The Secret of Kanae
“Hanako and the Terror of Allegory” is a series that started out on a weak note, but keeps getting better with every volume. Artist Sakae Esuno (Future Diary) has moved away from the panty-gags from the first volume, and is positioning the series as a horror-comedy rather than a comedy-horror. Esuno has a real talent for visual horror, and I love seeing his interpretations of popular Japanese urban legends. There was a clever nod in the volume when a thinkly-disguised Ge ge ge no Kitaro showed up as well, which I really enjoyed.
Volume three picks up right after the cliff hanger of volume two, where Allegory Detective Aso has transformed completely into an allegory to do battle with the powerful Kokkuri. With Kokkuri’s ability to predict the future, Aso seems to stand no chance. Also, as the battle is being chatted about live on the internet, the two are creating more folklore as they go, adding power to the belief-driven allegory of Kokkuri.
Can he win? Well, of course he can, or the series wouldn’t continue. Thanks to some quick thinking by Hanako of the Toilet the day is saved, but the battle makes Aso realize how dangerous it is getting the human Kanae involved in his battles against the allegories. Aso must decide if protecting Kanae is too much of a liability, or if he needs to push her away for her own good. But Kanae has secrets of her own, and Aso discovers that pushing her away might be pushing her even further towards danger, with no one to protect her.

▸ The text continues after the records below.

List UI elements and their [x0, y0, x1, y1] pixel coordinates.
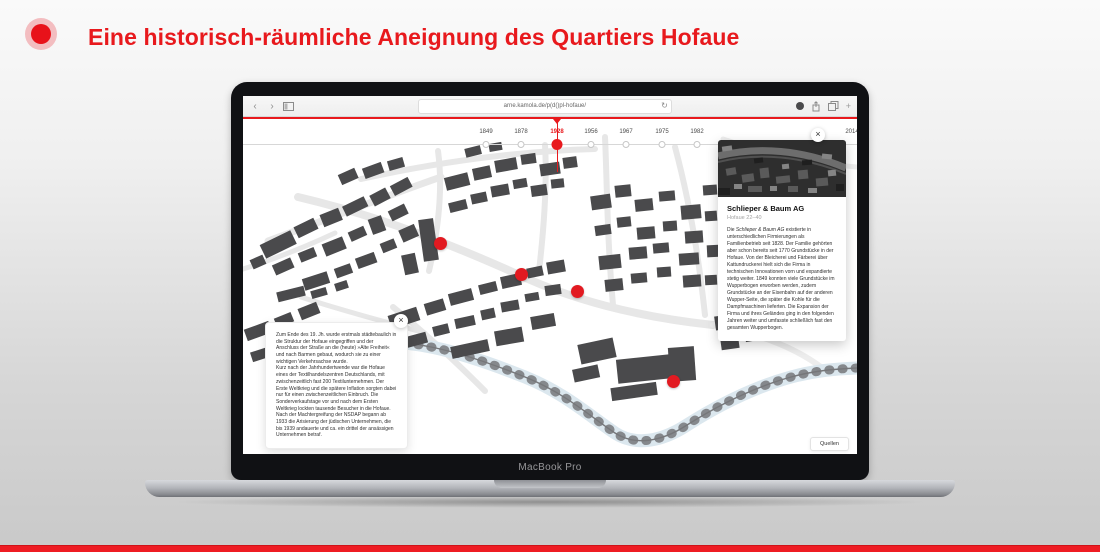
laptop-shadow [170, 496, 930, 508]
historical-photo [718, 140, 846, 197]
sidebar-toggle-icon[interactable] [283, 102, 294, 111]
footer-accent-stripe [0, 545, 1100, 552]
info-paragraph: Zum Ende des 19. Jh. wurde erstmals städ… [276, 332, 397, 365]
extension-icon[interactable] [796, 102, 804, 110]
page-title: Eine historisch-räumliche Aneignung des … [88, 24, 739, 51]
map-marker[interactable] [515, 268, 528, 281]
url-field[interactable]: arne.kamola.de/p(d()pl-hofaue/ ↻ [418, 99, 672, 114]
laptop-screen: ‹ › arne.kamola.de/p(d()pl-hofaue/ ↻ + [231, 82, 869, 480]
sources-button[interactable]: Quellen [810, 437, 849, 451]
share-icon[interactable] [811, 101, 821, 112]
laptop-notch [494, 480, 606, 488]
info-box-close-button[interactable]: × [394, 314, 408, 328]
laptop-base [145, 480, 955, 497]
url-text: arne.kamola.de/p(d()pl-hofaue/ [504, 103, 586, 109]
tabs-icon[interactable] [828, 101, 839, 111]
map-marker[interactable] [667, 375, 680, 388]
browser-toolbar: ‹ › arne.kamola.de/p(d()pl-hofaue/ ↻ + [243, 96, 857, 117]
back-button[interactable]: ‹ [249, 100, 261, 113]
map-marker[interactable] [571, 285, 584, 298]
macbook-label: MacBook Pro [231, 462, 869, 473]
refresh-icon[interactable]: ↻ [661, 101, 668, 110]
building-detail-panel: Schlieper & Baum AG Hofaue 22–40 Die Sch… [718, 140, 846, 341]
info-paragraph: Kurz nach der Jahrhundertwende war die H… [276, 365, 397, 412]
selected-year-pointer-icon [553, 119, 561, 124]
panel-subtitle: Hofaue 22–40 [727, 215, 837, 221]
panel-close-button[interactable]: × [811, 128, 825, 142]
site-logo-icon [25, 18, 57, 50]
panel-body-text: Die Schlieper & Baum AG existierte in un… [727, 227, 837, 332]
browser-window: ‹ › arne.kamola.de/p(d()pl-hofaue/ ↻ + [243, 96, 857, 454]
history-info-box: Zum Ende des 19. Jh. wurde erstmals städ… [265, 322, 408, 449]
map-marker[interactable] [434, 237, 447, 250]
forward-button[interactable]: › [266, 100, 278, 113]
info-paragraph: Nach der Machtergreifung der NSDAP began… [276, 412, 397, 439]
site-header: Eine historisch-räumliche Aneignung des … [0, 0, 1100, 70]
new-tab-button[interactable]: + [846, 101, 851, 111]
panel-title: Schlieper & Baum AG [727, 204, 837, 213]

The thee allegories (urban legends) in volume three were the Gap Girl, Red Paper/Blue Paper, and Merry-san. The creepiest of these was the Gap Girl, a phantom said to hide in the spaces between bookshelves and walls, and is responsible for that eerie feeling you get of someone watching you when you are home alone. I thought combining the Gap Girl with a shut-in who never left his room was brilliant, and the ending took me by surprise. Red Paper/Blue Paper is a legend about sitting alone in the bathroom, when a voice whispers “Red paper or blue paper?” to which either answer is deadly. Finally, Merry-san is a vengeful doll who resents being thrown away in the trash by an owner who has outgrown her, and comes back to take her revenge.
The Merry-san story really pumps up the violence, and there was one scene in particular that was downright disturbing. I haven’t seen anyone draw horror as well as Esuno, and it is nice to know I can still get the chills from a comic book.